A Ministra do Ambiente e Energia, Maria da Graça Carvalho salienta em entrevista à revista ‘Jovens Agricultores’, da AJAP‘, “o papel fundamental que o setor agrícola desempenha na mitigação dos efeitos das alterações climáticas e da proteção da natureza e biodiversidade”. Sobre a Água, refere que “não podemos nunca esquecer-nos” que este recurso, utilizado na Agricultura, “também serve as pessoas. É essencial para a produção de bens que irão garantir a segurança alimentar”. Sobre as renováveis, Graça Carvalho anuncia ainda um projeto específico para o agrofotovoltaico, que será público em breve.

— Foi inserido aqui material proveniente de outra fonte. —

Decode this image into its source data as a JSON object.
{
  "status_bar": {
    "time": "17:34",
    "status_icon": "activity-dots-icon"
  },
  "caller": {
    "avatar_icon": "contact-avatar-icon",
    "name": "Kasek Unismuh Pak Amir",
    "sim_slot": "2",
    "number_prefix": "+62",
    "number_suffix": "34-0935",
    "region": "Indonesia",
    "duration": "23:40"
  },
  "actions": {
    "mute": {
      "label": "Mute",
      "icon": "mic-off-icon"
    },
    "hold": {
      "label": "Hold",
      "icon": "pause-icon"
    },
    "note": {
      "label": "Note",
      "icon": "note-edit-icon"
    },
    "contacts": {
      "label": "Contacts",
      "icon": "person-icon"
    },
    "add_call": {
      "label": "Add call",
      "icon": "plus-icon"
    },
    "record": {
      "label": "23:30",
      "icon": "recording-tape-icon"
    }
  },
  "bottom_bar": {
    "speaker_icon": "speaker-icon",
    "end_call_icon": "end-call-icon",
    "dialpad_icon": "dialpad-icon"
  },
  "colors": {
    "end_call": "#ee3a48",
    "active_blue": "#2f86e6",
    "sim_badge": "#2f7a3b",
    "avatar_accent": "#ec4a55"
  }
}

O clima é um problema global. As alterações climáticas trazem desafios, não só ao setor energético como também à Agricultura, sendo que os recursos são limitados. Qual o papel que o setor agrícola tem em termos de adaptação e como analisa a forma como isso está a acontecer?
A Agricultura tem um papel fundamental a desempenhar na luta contra as alterações climáticas. Há um esforço de adaptação, que é exigido de forma transversal a todos os setores de atividade, e ao qual o setor agrícola também não pode ser alheio. Um esforço que passa, desde logo, pela gestão das disponibilidades hídricas. E que consiste essencialmente num uso racional deste recurso.
Como olha para a forma como a Agricultura tem conseguido mitigar os efeitos das alterações climáticas algo que, para os agricultores, tem sido igualmente desafiante?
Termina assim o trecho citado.